9. The method for disinfecting and/or sterilizing objects (2) according to claim 1, characterized in that the controller (600) is coupled to a sensor unit (500), a pump (320), the inlet (100) and/or an outlet (300), wherein, to carry out the method, the control of the pump (320), the inlet (100) and/or the outlet (300) is carried out as a function of the measured variables detected by the sensors of the sensor unit (500).

10. The method for disinfecting and/or sterilizing objects (2) according to claim 1, characterized in that the introduction of the treatment medium is dependent on the determined concentration of the treatment medium.

11. The method for disinfecting and/or sterilizing objects (2) according to claim 1, characterized in that the process chamber (10) is preheated.

12. The method for disinfecting and/or sterilizing objects (2) according to claim 1, characterized in that the process chamber (10) is preheated to the target temperature 35 C.-85 C., preferably 40 C.-75 C. and particularly preferably 50 C.-65 C.

13. The method for disinfecting and/or sterilizing objects (2) according to claim 1, characterized in that the objects (2) are packed in sterilization bags before being placed in the process chamber (10).
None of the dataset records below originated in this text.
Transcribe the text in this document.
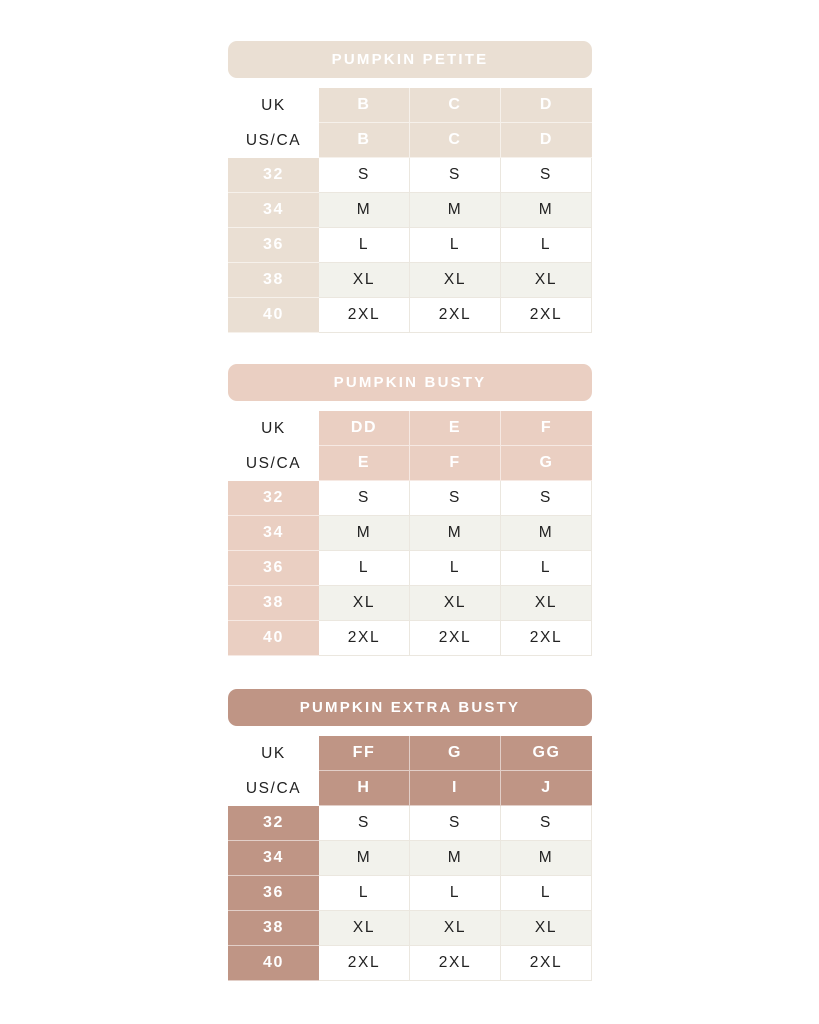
PUMPKIN PETITE
UK	B	C	D
US/CA	B	C	D
32	S	S	S
34	M	M	M
36	L	L	L
38	XL	XL	XL
40	2XL	2XL	2XL
PUMPKIN BUSTY
UK	DD	E	F
US/CA	E	F	G
32	S	S	S
34	M	M	M
36	L	L	L
38	XL	XL	XL
40	2XL	2XL	2XL
PUMPKIN EXTRA BUSTY
UK	FF	G	GG
US/CA	H	I	J
32	S	S	S
34	M	M	M
36	L	L	L
38	XL	XL	XL
40	2XL	2XL	2XL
14. The method for disinfecting and/or sterilizing objects (2) according to claim 1, characterized in that the sterilization bags are permeable to vapors.
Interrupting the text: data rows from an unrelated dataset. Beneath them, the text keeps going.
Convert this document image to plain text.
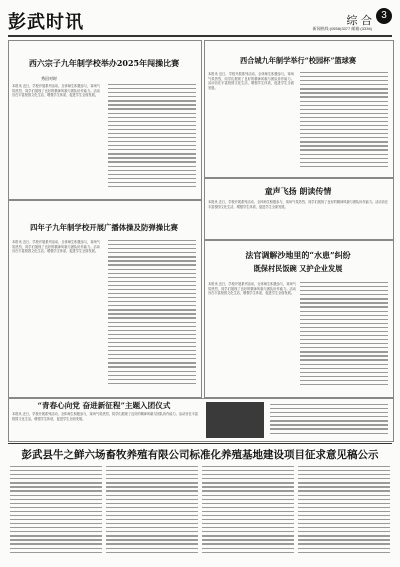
彭武时讯	综 合 3
新闻热线:(0558)3377 邮箱:(3336)
西六宗子九年制学校举办2025年闯操比赛
秀田对时
本报讯 近日，学校开展系列活动，全体师生积极参与，赛场气氛热烈，同学们展现了良好的精神风貌与团队协作能力。活动旨在丰富校园文化生活，增强学生体质，促进学生全面发展。
四年子九年制学校开展广播体操及防弹操比赛
本报讯 近日，学校开展系列活动，全体师生积极参与，赛场气氛热烈，同学们展现了良好的精神风貌与团队协作能力。活动旨在丰富校园文化生活，增强学生体质，促进学生全面发展。
西合城九年制学举行“校园杯”篮球赛
本报讯 近日，学校开展系列活动，全体师生积极参与，赛场气氛热烈，同学们展现了良好的精神风貌与团队协作能力。活动旨在丰富校园文化生活，增强学生体质，促进学生全面发展。
童声飞扬 朗读传情
本报讯 近日，学校开展系列活动，全体师生积极参与，赛场气氛热烈，同学们展现了良好的精神风貌与团队协作能力。活动旨在丰富校园文化生活，增强学生体质，促进学生全面发展。
法官调解沙地里的“水患”纠纷
既保村民饭碗 又护企业发展
本报讯 近日，学校开展系列活动，全体师生积极参与，赛场气氛热烈，同学们展现了良好的精神风貌与团队协作能力。活动旨在丰富校园文化生活，增强学生体质，促进学生全面发展。
“青春心向党 奋进新征程”主题入团仪式
本报讯 近日，学校开展系列活动，全体师生积极参与，赛场气氛热烈，同学们展现了良好的精神风貌与团队协作能力。活动旨在丰富校园文化生活，增强学生体质，促进学生全面发展。
彭武县牛之鲜六场畜牧养殖有限公司标准化养殖基地建设项目征求意见稿公示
15. The method for disinfecting and/or sterilizing objects (2) according to claim 1, characterized in that the process chamber (10) is closed after the object (2) has been placed in the process chamber (10).

16. The method for disinfecting and/or sterilizing objects (2) according to claim 1, characterized in that the process chamber (10) is heated to process temperature after the process chamber (10) has been closed.
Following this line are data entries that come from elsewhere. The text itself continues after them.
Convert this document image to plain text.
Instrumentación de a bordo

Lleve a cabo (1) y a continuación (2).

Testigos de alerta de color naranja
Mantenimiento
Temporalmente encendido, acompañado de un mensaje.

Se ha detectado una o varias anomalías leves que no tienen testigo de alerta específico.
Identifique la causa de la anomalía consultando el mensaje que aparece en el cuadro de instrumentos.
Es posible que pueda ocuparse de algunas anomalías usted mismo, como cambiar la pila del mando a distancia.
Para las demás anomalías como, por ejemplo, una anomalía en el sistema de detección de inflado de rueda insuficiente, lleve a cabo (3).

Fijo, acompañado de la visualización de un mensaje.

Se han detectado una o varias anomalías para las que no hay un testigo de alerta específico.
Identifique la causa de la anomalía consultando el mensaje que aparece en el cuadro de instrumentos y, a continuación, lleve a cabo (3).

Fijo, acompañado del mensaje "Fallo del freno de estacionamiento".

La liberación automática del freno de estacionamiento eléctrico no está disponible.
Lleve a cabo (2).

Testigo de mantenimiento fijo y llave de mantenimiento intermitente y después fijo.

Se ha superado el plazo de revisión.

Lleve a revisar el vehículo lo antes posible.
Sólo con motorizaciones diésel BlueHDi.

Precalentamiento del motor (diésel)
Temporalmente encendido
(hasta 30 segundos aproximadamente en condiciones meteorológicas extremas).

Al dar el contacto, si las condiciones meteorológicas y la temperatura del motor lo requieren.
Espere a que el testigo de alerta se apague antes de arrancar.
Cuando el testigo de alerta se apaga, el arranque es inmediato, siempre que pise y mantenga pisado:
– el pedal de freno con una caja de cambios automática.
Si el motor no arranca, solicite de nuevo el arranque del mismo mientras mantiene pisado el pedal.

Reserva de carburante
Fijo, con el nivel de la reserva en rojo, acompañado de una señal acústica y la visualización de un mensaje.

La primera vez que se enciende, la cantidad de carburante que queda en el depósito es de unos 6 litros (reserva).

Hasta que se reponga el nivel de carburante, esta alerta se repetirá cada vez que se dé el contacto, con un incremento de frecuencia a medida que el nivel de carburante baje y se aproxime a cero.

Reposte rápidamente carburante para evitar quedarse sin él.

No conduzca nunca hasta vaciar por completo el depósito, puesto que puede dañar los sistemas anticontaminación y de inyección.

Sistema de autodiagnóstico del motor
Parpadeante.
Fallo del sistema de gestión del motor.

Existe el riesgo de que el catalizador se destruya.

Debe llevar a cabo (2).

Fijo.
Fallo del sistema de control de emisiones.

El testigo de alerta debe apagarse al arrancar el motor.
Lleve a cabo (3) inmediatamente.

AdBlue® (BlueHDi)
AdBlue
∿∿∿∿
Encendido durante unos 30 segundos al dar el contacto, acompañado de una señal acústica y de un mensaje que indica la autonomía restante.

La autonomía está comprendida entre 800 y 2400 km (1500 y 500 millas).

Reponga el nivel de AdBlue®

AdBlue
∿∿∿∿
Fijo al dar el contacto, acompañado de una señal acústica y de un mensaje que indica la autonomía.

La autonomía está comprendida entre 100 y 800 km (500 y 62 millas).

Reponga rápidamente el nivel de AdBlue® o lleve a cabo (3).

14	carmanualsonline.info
17. The method for disinfecting and/or sterilizing objects (2) according to claim 1, characterized in that the pressure in the process chamber (10) is monitored.

18. The method for disinfecting and/or sterilizing objects (2) according to claim 1, characterized in that the treatment medium is a PES solution or a PES-containing solution.

19. The method for disinfecting and/or sterilizing objects (2) according to claim 1, characterized in that the process chamber (10) is evacuated to a pressure of 1-80 mbar, preferably 10 mbar.

20. The method for disinfecting and/or sterilizing objects (2) according to claim 1, characterized in that the pressure after the introduction of the treatment medium is kept partially below the boiling curve of the treatment medium.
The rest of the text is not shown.